USACM members receive ACM Awards

Two USACM members have been recognized by the ACM, and we wish to spread the news and offer our best wishes. Eugene Spafford, Chair of USACM, has been recognized with the President’s Award. The award recognizes individuals who have “demonstrated their exceptional abilities to advance computing technology and enhance its impact for the benefit of society through generosity, creativity and dedication to their respective missions.” Past recipients of the President’s Award include Edward Lazowska and Robert Kahn. Dr. Spafford is a Professor at Purdue University, with appointments in both Computer Science and Electrical and Computer Engineering.

USACM member David Wise has received the 2006 Award for Outstanding Contribution to ACM. Wise chaired the ACM Special Interest Group on Programming Languages (SIGPLAN) and has held the ACM positions of vice president and secretary-treasurer. He led the creation of the Federated Computing Research Conference to facilitate communication among researchers in different computer science and engineering fields. Wise helped advance the usability and content of ACM’s world-renowned Digital Library by creating its subscription and copyright policy, and advocating for early inclusion of newsletters and conference proceedings from ACM’s Special Interest Groups. An ACM Fellow since 2004, he is currently a member of ACM Council as well as several other executive committees. Dr. Wise is a Professor of Computer Science at Indiana University.


From the official ACM press release on the President’s Award:

Professor Spafford, considered one of the most influential leaders in information security, is being cited for his extensive and continuing record of service to the computing community, including major companies and government agencies. He was a member of the President’s Information Technology Advisory Committee (PITAC) from 2003-2005. He was also a senior advisor to the National Science Foundation’s (NSF) Assistant Director of the CISE (Computer and Information Sciences and Engineering) Directorate during the 2003-2004 academic year. In addition, Professor Spafford has been a senior advisor and consultant on security, cybercrime, and policy issues to several agencies, including the U.S. Air Force, the National Security Agency, the Government Accountability Office, the Federal Bureau of Investigation, and the Department of Energy. He has testified on numerous occasions before various committees of the U.S. House of Representatives on information security and public policy issues.
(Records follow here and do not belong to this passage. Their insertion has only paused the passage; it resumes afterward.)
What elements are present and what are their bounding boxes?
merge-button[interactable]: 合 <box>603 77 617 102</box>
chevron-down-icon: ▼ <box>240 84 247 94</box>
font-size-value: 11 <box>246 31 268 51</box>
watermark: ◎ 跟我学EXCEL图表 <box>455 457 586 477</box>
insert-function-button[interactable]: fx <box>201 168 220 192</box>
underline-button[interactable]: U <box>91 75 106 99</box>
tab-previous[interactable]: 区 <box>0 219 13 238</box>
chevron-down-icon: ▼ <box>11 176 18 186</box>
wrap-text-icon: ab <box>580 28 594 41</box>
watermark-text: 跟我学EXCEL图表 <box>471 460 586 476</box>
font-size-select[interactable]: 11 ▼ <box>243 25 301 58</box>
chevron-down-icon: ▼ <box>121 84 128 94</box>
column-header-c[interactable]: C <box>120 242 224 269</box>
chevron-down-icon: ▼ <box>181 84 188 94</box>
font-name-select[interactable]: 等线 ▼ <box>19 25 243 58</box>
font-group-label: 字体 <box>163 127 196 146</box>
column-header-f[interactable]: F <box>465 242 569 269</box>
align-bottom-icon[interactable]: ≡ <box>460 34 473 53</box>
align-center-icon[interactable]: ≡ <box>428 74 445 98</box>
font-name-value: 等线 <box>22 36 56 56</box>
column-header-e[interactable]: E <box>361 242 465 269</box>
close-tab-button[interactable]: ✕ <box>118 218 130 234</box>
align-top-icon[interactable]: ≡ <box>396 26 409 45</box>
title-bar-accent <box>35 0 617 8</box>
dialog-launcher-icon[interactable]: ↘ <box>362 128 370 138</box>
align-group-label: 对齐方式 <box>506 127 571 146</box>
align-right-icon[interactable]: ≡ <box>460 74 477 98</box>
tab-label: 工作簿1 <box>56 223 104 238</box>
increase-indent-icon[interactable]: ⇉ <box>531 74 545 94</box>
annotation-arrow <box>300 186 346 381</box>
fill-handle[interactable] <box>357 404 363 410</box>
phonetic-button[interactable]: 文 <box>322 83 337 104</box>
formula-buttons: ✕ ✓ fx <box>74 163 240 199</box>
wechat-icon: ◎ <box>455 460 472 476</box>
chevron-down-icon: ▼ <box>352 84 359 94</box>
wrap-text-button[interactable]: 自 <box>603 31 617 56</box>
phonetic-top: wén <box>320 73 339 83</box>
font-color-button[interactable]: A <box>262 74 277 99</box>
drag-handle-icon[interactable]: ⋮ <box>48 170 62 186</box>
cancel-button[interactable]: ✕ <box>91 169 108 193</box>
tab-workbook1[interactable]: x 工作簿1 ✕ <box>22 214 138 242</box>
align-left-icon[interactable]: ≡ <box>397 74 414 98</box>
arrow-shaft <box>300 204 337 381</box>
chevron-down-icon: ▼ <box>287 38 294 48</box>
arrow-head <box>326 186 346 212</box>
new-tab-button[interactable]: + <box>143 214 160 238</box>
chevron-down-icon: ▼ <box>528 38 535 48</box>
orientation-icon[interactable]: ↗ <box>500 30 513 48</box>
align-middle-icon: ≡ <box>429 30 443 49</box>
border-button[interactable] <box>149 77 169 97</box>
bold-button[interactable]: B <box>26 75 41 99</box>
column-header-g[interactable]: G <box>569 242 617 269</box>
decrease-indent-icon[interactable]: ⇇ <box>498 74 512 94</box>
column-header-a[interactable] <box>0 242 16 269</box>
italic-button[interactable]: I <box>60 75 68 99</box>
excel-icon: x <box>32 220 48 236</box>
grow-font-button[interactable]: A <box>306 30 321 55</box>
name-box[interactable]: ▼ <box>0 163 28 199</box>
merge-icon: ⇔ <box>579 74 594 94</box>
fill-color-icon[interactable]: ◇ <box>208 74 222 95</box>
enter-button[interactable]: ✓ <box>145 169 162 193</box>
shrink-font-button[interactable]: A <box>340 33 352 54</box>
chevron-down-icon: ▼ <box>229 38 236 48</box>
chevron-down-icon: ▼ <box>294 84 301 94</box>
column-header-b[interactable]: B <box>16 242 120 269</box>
Among Professor Spafford’s research and service honors are the 2006 Outstanding Contribution Award of the ACM Special Interest Group on Security, Audit and Control (SIGSAC); the 2004 Making a Difference Award of the ACM Special Interest Group on Computing and Society (SIGCAS); and the 2006 IEEE Computer Society Technical Achievement Award. In 2000, he received the National Computer Systems Security Award from the National Institute of Standards and Technology (NIST) and the National Computer Security Center (NCSC), and was named to the Information Systems Security Association (ISSA) Hall of Fame in 2001. He is a Fellow of ACM, the American Association for the Advancement of Science (AAAS), and the Institute of Electrical and Electronic Engineers (IEEE). He has also been recognized with several awards in education, including the 2004 IEEE Taylor L. Booth Medal, and the top three awards for teaching at Purdue University.

USACM extends its warmest congratulations.